The venture capital community is committed to funding America’s most innovative entrepreneurs and working closely with them to transform breakthrough ideas into new companies and industries that drive U.S. job creation and economic growth. From seed funding to successful business, accessing capital is the lifeblood to realizing the power of disruptive ideas.
In order to scale an enterprise so that it has truly global market capability, promising companies need efficient and timely access to capital, which often times is more than their venture investors alone can provide. It’s at this point that accessing additional capital—either through M&A or an initial public offering (IPO)—becomes critical to the continued growth of a company.
Of these two exit options, a successful IPO provides some important advantages over a merger or acquisition. Because an IPO typically can raise more capital for hiring, product development and expanded distribution, it has the potential to transform regional economies and communities in significant ways. Additionally, an IPO typically generates meaningful returns for pension funds, endowments, foundations and other limited partners, and enables all types of investors to participate directly in the company’s growth.
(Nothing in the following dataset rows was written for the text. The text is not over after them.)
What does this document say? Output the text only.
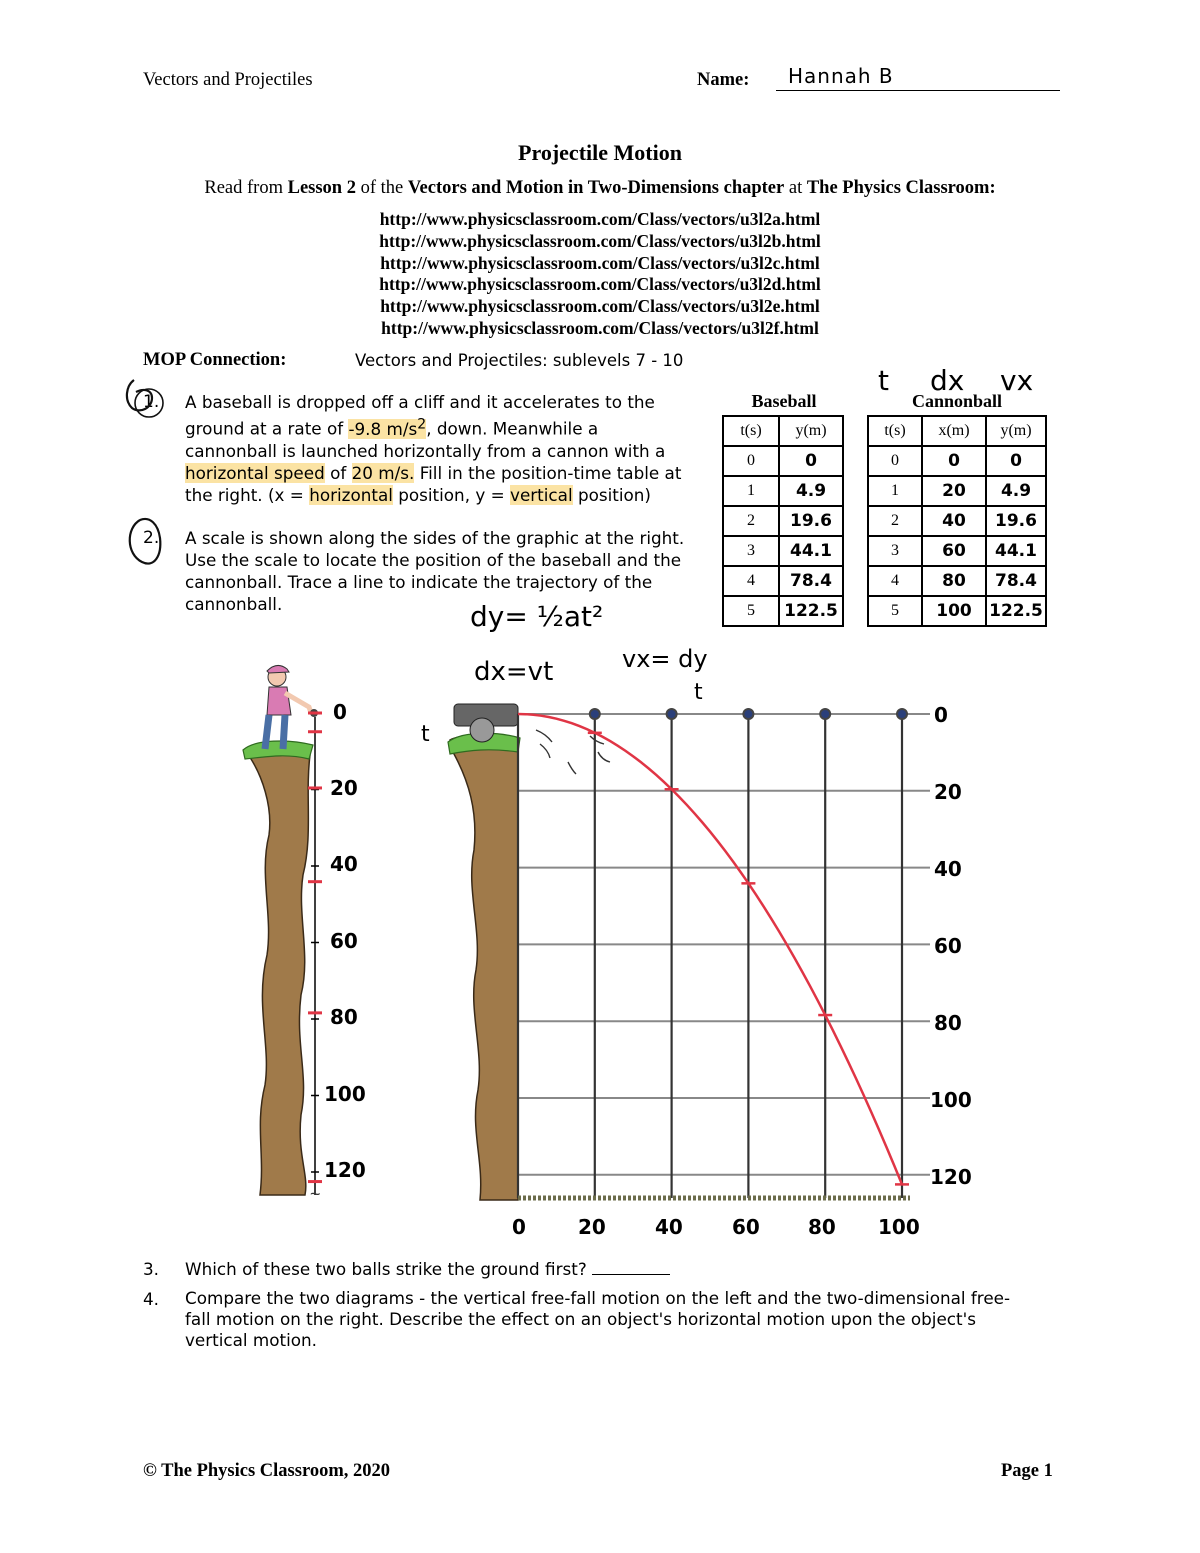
Vectors and Projectiles	Name: Hannah B
Projectile Motion
Read from Lesson 2 of the Vectors and Motion in Two-Dimensions chapter at The Physics Classroom:
http://www.physicsclassroom.com/Class/vectors/u3l2a.html
http://www.physicsclassroom.com/Class/vectors/u3l2b.html
http://www.physicsclassroom.com/Class/vectors/u3l2c.html
http://www.physicsclassroom.com/Class/vectors/u3l2d.html
http://www.physicsclassroom.com/Class/vectors/u3l2e.html
http://www.physicsclassroom.com/Class/vectors/u3l2f.html
MOP Connection:	Vectors and Projectiles: sublevels 7 - 10
1. A baseball is dropped off a cliff and it accelerates to the
ground at a rate of -9.8 $m/s^2$, down. Meanwhile a
cannonball is launched horizontally from a cannon with a
horizontal speed of 20 m/s. Fill in the position-time table at
the right. (x = horizontal position, y = vertical position)
2. A scale is shown along the sides of the graphic at the right.
Use the scale to locate the position of the baseball and the
cannonball. Trace a line to indicate the trajectory of the
cannonball.
t dx vx
Baseball
t(s)	y(m)
0	0
1	4.9
2	19.6
3	44.1
4	78.4
5	122.5
Cannonball
t(s)	x(m)	y(m)
0	0	0
1	20	4.9
2	40	19.6
3	60	44.1
4	80	78.4
5	100	122.5
dy= ½at²
dx=vt	vx= dy
t
t
~
0
20
40
60
80
100
120
0
20
40
60
80
100
120
0	20 40 60 80 100
3. Which of these two balls strike the ground first?
4. Compare the two diagrams - the vertical free-fall motion on the left and the two-dimensional free-
fall motion on the right. Describe the effect on an object's horizontal motion upon the object's
vertical motion.
© The Physics Classroom, 2020	Page 1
In the last decade, however, the market for venture-backed IPOs saw a steep decline. From 1990 to 1996, more than 1,200 U.S. venture-backed companies went public on U.S. exchanges, yet from 2004 to 2010, only 324 did so. This dramatic decline can be attributed to a complex series of changes in the regulatory environment and related market practices over the last two decades that have driven up costs and uncertainty for emerging growth companies looking to go public.
Recognizing this, Congress recently enacted the Jumpstart Our Business Startups (JOBS) Act to address the risks, costs and regulatory burdens faced by startup companies fighting to succeed. More work remains to implement the law as well as advance other measures to make the pathway to the public markets for small companies easier to access and navigate. Additionally, more needs to be done to mitigate some of the challenges small companies face in the markets post-IPO. While the JOBS act has reopened and smoothed the road to the public market for emerging growth companies, the public market remains a very difficult place to grow a company due to liquidity issues facing small cap stocks.
NVCA is committed to working with policymakers to make participation in the public markets a more effective opportunity for venture-backed companies to grow and succeed by focusing both on creating a pathway for emerging growth companies to go public as well the challenges faced by small-cap companies post-IPO. NVCA was a leader in providing many of the recommendations in the JOBS Act and continues to offer suggestions to improve implementation of the Act. We firmly believe that improving the ability of new firms to gain entry into and effectively utilize the powers of the public markets is critical to ensuring that our capital markets continue to bolster the American entrepreneurial ecosystem.
The U.S. capital market system remains the most powerful engine for capital formation in the world. However, in order for the U.S. to maintain its primacy, more must be done to improve the health and vibrancy of the IPO market. To that end, NVCA continues to work with policymakers to understand the challenges facing this critical market segment and engage in dialogue that can produce solutions that benefit all stakeholders. Success in bolstering the U.S. IPO market will reenergize U.S. job growth and ensure that today’s innovative new companies will grow into the foundations of tomorrow’s economy.